Obermeyer and his team haven’t yet implemented machine learning in an emergency room setting. Medicine, he reminds us, is quite different from other uses of algorithms like the marketing methods that Netflix or Amazon use. The stakes are significantly higher. Randomized trials take careful planning. There are statistical problems that Obermeyer and his colleagues are currently addressing. A 2016 ProPublica investigation showed one algorithm, for example, that had a racial bias when computing judicial decisions. “These are the things you need to be careful about when designing algorithms, well before you deploy them,” says Obermeyer.
Obermeyer and his team are looking for partners in the Bay Area to begin putting his research into practice. “We’re now at the point where we are sufficiently confident that the work we’re doing is ready to test,” he says. “We’re actively starting to explore to try to find partners to do that.”
Our computer screens won’t replace doctors, Obermeyer clarifies. Although airline pilots use machine learning on commercial flights more and more, “I don’t think that even today anyone believes that we’re going to replace pilots with algorithms,” says Obermeyer.
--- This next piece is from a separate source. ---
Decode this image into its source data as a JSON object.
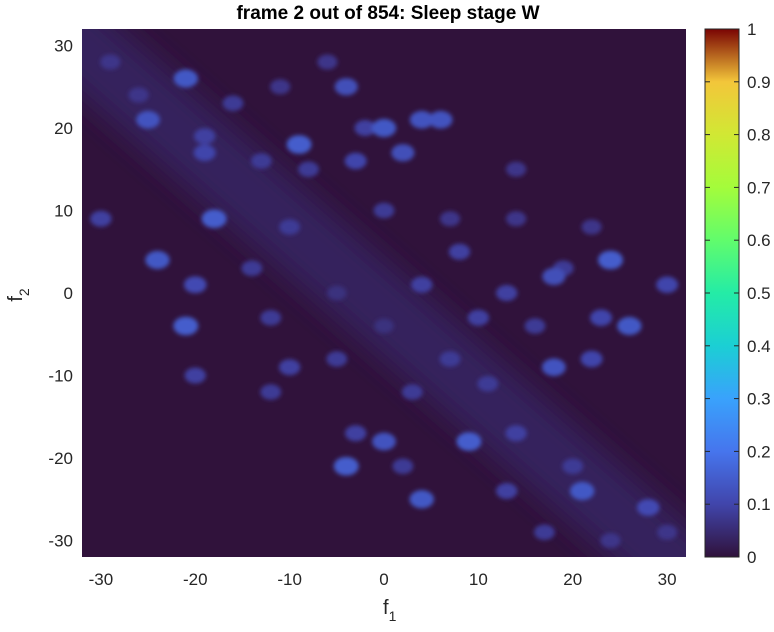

But the use of algorithms has already fundamentally guided much of our twenty-first-century technology. Astronomers no longer depend on the naked eye to chart the night sky for example. The future of medicine, Obermeyer believes, is no different. Machine learning has the potential to advance modern medicine. It’s up to health and public policy professionals to learn to use it responsibly and effectively, like they have with x-rays and microscopy.
Much of Obermeyer’s talk of the future builds on his perspective of the past. Before medical school, he earned a master of philosophy degree in science history from Cambridge University.
Think of the printing press, Obermeyer says. In the 15th century, Johannes Gutenberg invented a way to use movable type to mass produce printed text. The most obvious port of this technology was the first printed Bible, followed by a complete fundamental change in the spread of information and a subsequent revolution of thought.
“Of course, no one saw the fundamental transformation that the printing press was going to produce in society,” says Obermeyer. “It’s like that with any transformative new technology. We just can’t imagine what may happen.”